Question

A student, starting from rest, slides down a water slide. On the way down, a kinetic frictional force (a nonconservative force) acts on her. The student has a mass of 77 kg, and the height of the water slide is 12.9 m. If the kinetic frictional force does -7.1 × 103 J of work, how fast is the student going at the bottom of the slide?

Answer 1

solution :

given data :

mass , m = 77 kg

height , h = 12.9 m

kinetic frictional force = - 7.1 x 10³ J

here , student is initially rest at top of water surface , so student has some potential energy due height from bottom of water surface to top of water surface.

P.E = mgh

= 77 x 9.8 x 12.9

P.E = 9734.34 J

here,when student goes down to bottom of the surface from the top surface then it's potential energy (P.E) is converted in to kinetic energy (K.E) and kinetic frictional force due to friction.

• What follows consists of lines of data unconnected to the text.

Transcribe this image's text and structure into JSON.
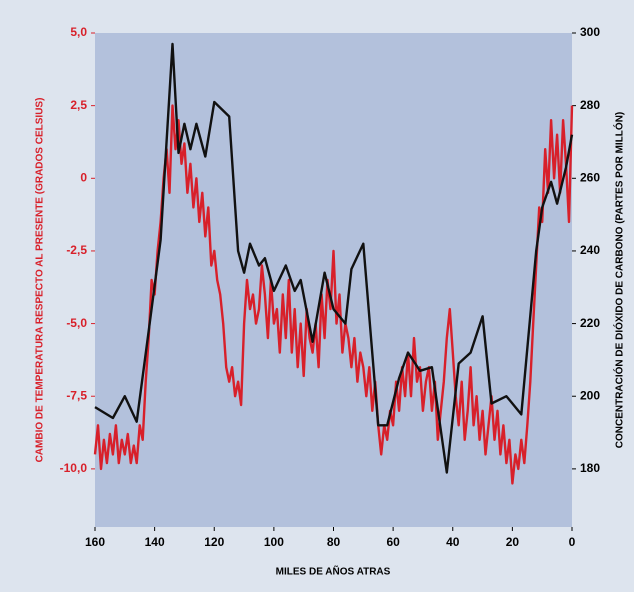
{
  "chart_data": {
    "type": "line",
    "xlabel": "MILES DE AÑOS ATRAS",
    "ylabel": "CAMBIO DE TEMPERATURA RESPECTO AL PRESENTE (GRADOS CELSIUS)",
    "y2label": "CONCENTRACIÓN DE DIÓXIDO DE CARBONO (PARTES POR MILLÓN)",
    "xlim": [
      160,
      0
    ],
    "xticks": [
      160,
      140,
      120,
      100,
      80,
      60,
      40,
      20,
      0
    ],
    "ylim": [
      -12,
      5
    ],
    "yticks": [
      {
        "value": 5,
        "label": "5,0"
      },
      {
        "value": 2.5,
        "label": "2,5"
      },
      0,
      {
        "value": -2.5,
        "label": "-2,5"
      },
      {
        "value": -5,
        "label": "-5,0"
      },
      {
        "value": -7.5,
        "label": "-7,5"
      },
      {
        "value": -10,
        "label": "-10,0"
      }
    ],
    "y2lim": [
      164,
      300
    ],
    "y2ticks": [
      300,
      280,
      260,
      240,
      220,
      200,
      180
    ],
    "series": [
      {
        "color": "#d8202a",
        "axis": "y",
        "x": [
          160,
          159,
          158,
          157,
          156,
          155,
          154,
          153,
          152,
          151,
          150,
          149,
          148,
          147,
          146,
          145,
          144,
          143,
          142,
          141,
          140,
          139,
          138,
          137,
          136,
          135,
          134,
          133,
          132,
          131,
          130,
          129,
          128,
          127,
          126,
          125,
          124,
          123,
          122,
          121,
          120,
          119,
          118,
          117,
          116,
          115,
          114,
          113,
          112,
          111,
          110,
          109,
          108,
          107,
          106,
          105,
          104,
          103,
          102,
          101,
          100,
          99,
          98,
          97,
          96,
          95,
          94,
          93,
          92,
          91,
          90,
          89,
          88,
          87,
          86,
          85,
          84,
          83,
          82,
          81,
          80,
          79,
          78,
          77,
          76,
          75,
          74,
          73,
          72,
          71,
          70,
          69,
          68,
          67,
          66,
          65,
          64,
          63,
          62,
          61,
          60,
          59,
          58,
          57,
          56,
          55,
          54,
          53,
          52,
          51,
          50,
          49,
          48,
          47,
          46,
          45,
          44,
          43,
          42,
          41,
          40,
          39,
          38,
          37,
          36,
          35,
          34,
          33,
          32,
          31,
          30,
          29,
          28,
          27,
          26,
          25,
          24,
          23,
          22,
          21,
          20,
          19,
          18,
          17,
          16,
          15,
          14,
          13,
          12,
          11,
          10,
          9,
          8,
          7,
          6,
          5,
          4,
          3,
          2,
          1,
          0
        ],
        "values": [
          -9.5,
          -8.5,
          -10,
          -9,
          -9.8,
          -8.8,
          -9.5,
          -8.5,
          -9.8,
          -9,
          -9.5,
          -8.8,
          -9.8,
          -9.2,
          -9.8,
          -8.5,
          -9,
          -7,
          -5.5,
          -3.5,
          -4,
          -2.5,
          -1.5,
          0,
          1,
          -0.5,
          2.5,
          1,
          2,
          0.5,
          1.2,
          -0.5,
          0.5,
          -1,
          0,
          -1.5,
          -0.5,
          -2,
          -1,
          -3,
          -2.5,
          -3.5,
          -4,
          -5,
          -6.5,
          -7,
          -6.5,
          -7.5,
          -7,
          -7.8,
          -5,
          -3.5,
          -4.5,
          -4,
          -5,
          -4.5,
          -3,
          -4,
          -5.5,
          -3.5,
          -5,
          -4.5,
          -6,
          -4,
          -5.5,
          -3.5,
          -6,
          -4.5,
          -6.5,
          -5,
          -6.8,
          -4.5,
          -5.5,
          -6,
          -5,
          -6.5,
          -4,
          -5.5,
          -3.5,
          -4.5,
          -2.5,
          -5,
          -4,
          -6,
          -5,
          -5.5,
          -6.5,
          -5.5,
          -7,
          -6,
          -6.5,
          -7.5,
          -6.5,
          -8,
          -7,
          -8.5,
          -9.5,
          -8.5,
          -9,
          -8,
          -8.5,
          -7,
          -8,
          -6.5,
          -7.5,
          -6,
          -7.5,
          -5.5,
          -7,
          -6.5,
          -8,
          -7,
          -6.5,
          -8,
          -7,
          -9,
          -8,
          -7,
          -5.5,
          -4.5,
          -6,
          -7.5,
          -8.5,
          -7,
          -9,
          -8,
          -6.5,
          -8.5,
          -7.5,
          -9,
          -8,
          -9.5,
          -8.5,
          -7.5,
          -9,
          -8,
          -9.5,
          -8.5,
          -9.8,
          -9,
          -10.5,
          -9.5,
          -10,
          -9,
          -9.8,
          -8.5,
          -7,
          -5,
          -3,
          -1,
          -1.5,
          1,
          -0.5,
          2,
          0,
          1.5,
          -0.5,
          2,
          0.5,
          -1.5,
          2.5
        ]
      },
      {
        "color": "#111111",
        "axis": "y2",
        "x": [
          160,
          154,
          150,
          146,
          142,
          138,
          134,
          132,
          130,
          128,
          126,
          123,
          120,
          115,
          112,
          110,
          108,
          105,
          103,
          100,
          96,
          93,
          91,
          87,
          83,
          80,
          76,
          74,
          70,
          65,
          62,
          58,
          55,
          51,
          47,
          42,
          38,
          34,
          30,
          27,
          22,
          17,
          12,
          10,
          7,
          5,
          2,
          0
        ],
        "values": [
          197,
          194,
          200,
          193,
          218,
          243,
          297,
          267,
          275,
          268,
          275,
          266,
          281,
          277,
          240,
          234,
          242,
          236,
          238,
          229,
          236,
          229,
          232,
          215,
          234,
          224,
          220,
          235,
          242,
          192,
          192,
          205,
          212,
          207,
          208,
          179,
          209,
          212,
          222,
          198,
          200,
          195,
          240,
          252,
          259,
          253,
          263,
          272
        ]
      }
    ]
  }
}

P.E = K.E - kinetic frictional force (due to friction)

{ we deduct this kinrtic frictional force from kinetic energy because it is loss from potential energy )

K.E = P.E + kinetic frictional force (due to friction)

= 9734.34 + ( - 7.1 X 10³ )

= 9734.34 - 7100

K.E = 2634.34 J

kinetic energy of student = K.E = 2634.34 J , when he is goes down to bottom of water surface with speed ( v)

kinetic energy = m v² / 2

2634.34 = 77 x v² / 2

2634.34 x 2 / 77 = v²

5268.68 / 77 = v²

( 68.4244 )^1/2 = v

  v = 8.27 m/s

so here velocity of student is equal to  v = 8.27 m/s when he is goes down to bottom side.